The Kar98K is a bolt action rifle and was fed by a 5-round internal, non-detachable box magazine. Short for Karabiner 98 Kurz (Carbine 98, Short), the K98 was a shorter and more modern version of Germany’s standard rifle of the previous war, the Gewehr 98. It used the same type of action and chambered in the same 7.92x57mm (8mm Mauser), but was obviously shorter, lighter, and featured a turned-down bolt handle and simplified sights.
In 1935, the K98 was adopted by the German Army as their standard issue rifle. It remained the standard rifle throughout the war for all branches of the German military, and over 14 million were produced between 1935 and 1945. Though commonly referred to as the “Mauser,” Mauser was joined by many other manufacturers to produce these rifles during the war. The design also went through various small changes throughout the war, such as replacing milled parts with stamped metal parts, changing the larger cupped buttplate to flat, and various other simplifications to speed up wartime production.
While outmatched by the American M1 Garand in terms of rate of fire, the K98 still proved to be a formidable rifle throughout WWII. Even with the introduction of he G43 semi auto rifle, the K98 was never replaced as the standard. This was likely because of not only wartime production limitations, but also the German infantry doctrine that – unlike the American squad – relied on the machine gun, not the rifle, as the main source of firepower during an engagement.

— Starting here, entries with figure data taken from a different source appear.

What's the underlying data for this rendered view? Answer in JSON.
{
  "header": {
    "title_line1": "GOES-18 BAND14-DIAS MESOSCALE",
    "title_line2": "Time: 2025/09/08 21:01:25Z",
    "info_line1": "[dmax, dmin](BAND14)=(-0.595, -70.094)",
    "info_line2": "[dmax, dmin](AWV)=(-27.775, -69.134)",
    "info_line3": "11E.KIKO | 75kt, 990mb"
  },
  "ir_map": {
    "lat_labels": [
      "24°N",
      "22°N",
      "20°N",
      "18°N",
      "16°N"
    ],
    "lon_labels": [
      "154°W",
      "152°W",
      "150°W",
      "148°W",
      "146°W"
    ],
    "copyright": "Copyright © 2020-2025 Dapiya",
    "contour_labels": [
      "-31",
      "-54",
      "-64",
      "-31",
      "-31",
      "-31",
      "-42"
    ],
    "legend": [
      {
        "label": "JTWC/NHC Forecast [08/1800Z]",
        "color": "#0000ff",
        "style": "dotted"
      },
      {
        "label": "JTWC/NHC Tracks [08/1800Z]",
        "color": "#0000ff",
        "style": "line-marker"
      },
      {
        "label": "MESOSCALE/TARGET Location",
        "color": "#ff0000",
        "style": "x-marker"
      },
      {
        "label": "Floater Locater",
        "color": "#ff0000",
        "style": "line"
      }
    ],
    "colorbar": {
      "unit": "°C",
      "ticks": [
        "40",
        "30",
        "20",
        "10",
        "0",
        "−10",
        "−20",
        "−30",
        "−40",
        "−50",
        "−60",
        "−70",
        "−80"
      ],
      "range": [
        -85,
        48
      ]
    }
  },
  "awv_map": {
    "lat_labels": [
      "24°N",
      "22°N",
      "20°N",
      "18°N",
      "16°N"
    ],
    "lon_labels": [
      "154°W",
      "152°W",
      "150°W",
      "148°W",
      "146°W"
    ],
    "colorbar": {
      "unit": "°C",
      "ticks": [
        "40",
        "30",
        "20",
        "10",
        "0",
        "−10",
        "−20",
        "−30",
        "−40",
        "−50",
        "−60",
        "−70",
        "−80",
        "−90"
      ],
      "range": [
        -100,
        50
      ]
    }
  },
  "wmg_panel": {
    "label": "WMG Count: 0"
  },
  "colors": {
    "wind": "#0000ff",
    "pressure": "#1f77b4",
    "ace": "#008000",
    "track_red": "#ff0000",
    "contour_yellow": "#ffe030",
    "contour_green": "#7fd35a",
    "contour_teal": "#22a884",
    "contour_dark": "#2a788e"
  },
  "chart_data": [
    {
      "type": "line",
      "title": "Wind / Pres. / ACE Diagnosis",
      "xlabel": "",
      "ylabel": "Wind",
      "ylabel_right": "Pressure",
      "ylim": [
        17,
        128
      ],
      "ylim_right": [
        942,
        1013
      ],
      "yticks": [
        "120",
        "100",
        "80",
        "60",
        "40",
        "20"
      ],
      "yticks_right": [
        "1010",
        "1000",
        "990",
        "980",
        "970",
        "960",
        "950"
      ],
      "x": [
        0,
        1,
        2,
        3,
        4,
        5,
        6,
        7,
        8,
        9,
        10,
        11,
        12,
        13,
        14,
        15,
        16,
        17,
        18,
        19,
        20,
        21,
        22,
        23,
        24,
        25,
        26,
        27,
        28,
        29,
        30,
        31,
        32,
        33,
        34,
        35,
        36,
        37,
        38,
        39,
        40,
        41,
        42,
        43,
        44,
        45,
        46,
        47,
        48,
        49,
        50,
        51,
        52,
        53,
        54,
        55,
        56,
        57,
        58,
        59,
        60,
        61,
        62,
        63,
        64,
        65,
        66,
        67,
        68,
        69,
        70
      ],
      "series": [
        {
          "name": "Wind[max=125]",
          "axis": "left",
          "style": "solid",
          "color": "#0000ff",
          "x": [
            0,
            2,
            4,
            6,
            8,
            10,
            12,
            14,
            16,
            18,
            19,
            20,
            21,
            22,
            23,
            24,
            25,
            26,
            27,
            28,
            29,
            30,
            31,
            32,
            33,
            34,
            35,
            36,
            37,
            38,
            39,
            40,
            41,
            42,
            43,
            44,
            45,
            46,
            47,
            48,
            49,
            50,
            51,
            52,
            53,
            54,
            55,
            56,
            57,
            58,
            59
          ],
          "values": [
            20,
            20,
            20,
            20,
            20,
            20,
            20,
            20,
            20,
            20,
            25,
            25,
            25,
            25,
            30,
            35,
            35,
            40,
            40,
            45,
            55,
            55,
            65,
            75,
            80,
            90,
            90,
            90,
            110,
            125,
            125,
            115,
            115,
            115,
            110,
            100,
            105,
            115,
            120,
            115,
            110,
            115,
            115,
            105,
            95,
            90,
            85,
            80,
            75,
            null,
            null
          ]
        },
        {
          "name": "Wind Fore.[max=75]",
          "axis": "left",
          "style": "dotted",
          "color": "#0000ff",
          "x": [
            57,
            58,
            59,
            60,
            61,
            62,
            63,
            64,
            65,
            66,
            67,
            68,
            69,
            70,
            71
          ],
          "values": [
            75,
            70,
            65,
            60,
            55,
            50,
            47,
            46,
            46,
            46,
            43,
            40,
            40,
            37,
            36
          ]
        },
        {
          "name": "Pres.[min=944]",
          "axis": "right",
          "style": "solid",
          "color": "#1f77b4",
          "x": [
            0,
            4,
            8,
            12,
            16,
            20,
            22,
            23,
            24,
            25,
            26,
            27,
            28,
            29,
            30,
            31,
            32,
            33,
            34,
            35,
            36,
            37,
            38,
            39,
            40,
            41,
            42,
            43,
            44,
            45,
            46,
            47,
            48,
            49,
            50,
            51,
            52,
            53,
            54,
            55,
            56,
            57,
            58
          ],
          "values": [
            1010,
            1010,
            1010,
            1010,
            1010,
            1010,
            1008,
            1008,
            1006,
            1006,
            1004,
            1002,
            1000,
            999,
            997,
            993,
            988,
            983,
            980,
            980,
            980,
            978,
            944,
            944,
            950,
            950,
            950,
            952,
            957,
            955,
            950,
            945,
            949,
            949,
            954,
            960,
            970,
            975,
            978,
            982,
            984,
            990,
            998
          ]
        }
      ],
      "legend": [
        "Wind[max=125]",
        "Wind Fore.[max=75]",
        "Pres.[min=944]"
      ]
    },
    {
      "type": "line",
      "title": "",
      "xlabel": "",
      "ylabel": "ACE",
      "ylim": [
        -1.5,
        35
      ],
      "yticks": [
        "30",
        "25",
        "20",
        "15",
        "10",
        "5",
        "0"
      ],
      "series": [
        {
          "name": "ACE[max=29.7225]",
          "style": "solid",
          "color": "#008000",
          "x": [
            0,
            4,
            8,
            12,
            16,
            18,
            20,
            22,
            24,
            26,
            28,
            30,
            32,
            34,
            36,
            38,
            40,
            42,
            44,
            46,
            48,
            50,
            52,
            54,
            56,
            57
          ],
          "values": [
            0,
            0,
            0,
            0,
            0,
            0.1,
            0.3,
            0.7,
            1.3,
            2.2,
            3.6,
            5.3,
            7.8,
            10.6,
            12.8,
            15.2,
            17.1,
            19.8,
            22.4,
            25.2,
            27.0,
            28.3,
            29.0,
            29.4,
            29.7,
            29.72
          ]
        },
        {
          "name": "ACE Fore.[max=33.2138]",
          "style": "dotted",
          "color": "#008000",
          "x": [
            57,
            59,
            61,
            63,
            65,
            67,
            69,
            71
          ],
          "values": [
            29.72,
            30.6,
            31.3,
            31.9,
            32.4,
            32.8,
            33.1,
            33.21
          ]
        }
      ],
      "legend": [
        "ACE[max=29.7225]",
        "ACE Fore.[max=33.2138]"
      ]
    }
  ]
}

The K98k pictured here belongs to Obergefreiter Lindner. It is a bcd code rifle manufactured in 1941 by Gustloff Werke. As with many K98s, it does not feature matching serial numbers due to being captured by the Russians (denoted by a X mark on the receiver) and being rearsenaled without regard to serial numbers. It does, however, have some early features such as the milled front barrel band mixed with later ones such as the flat buttplate.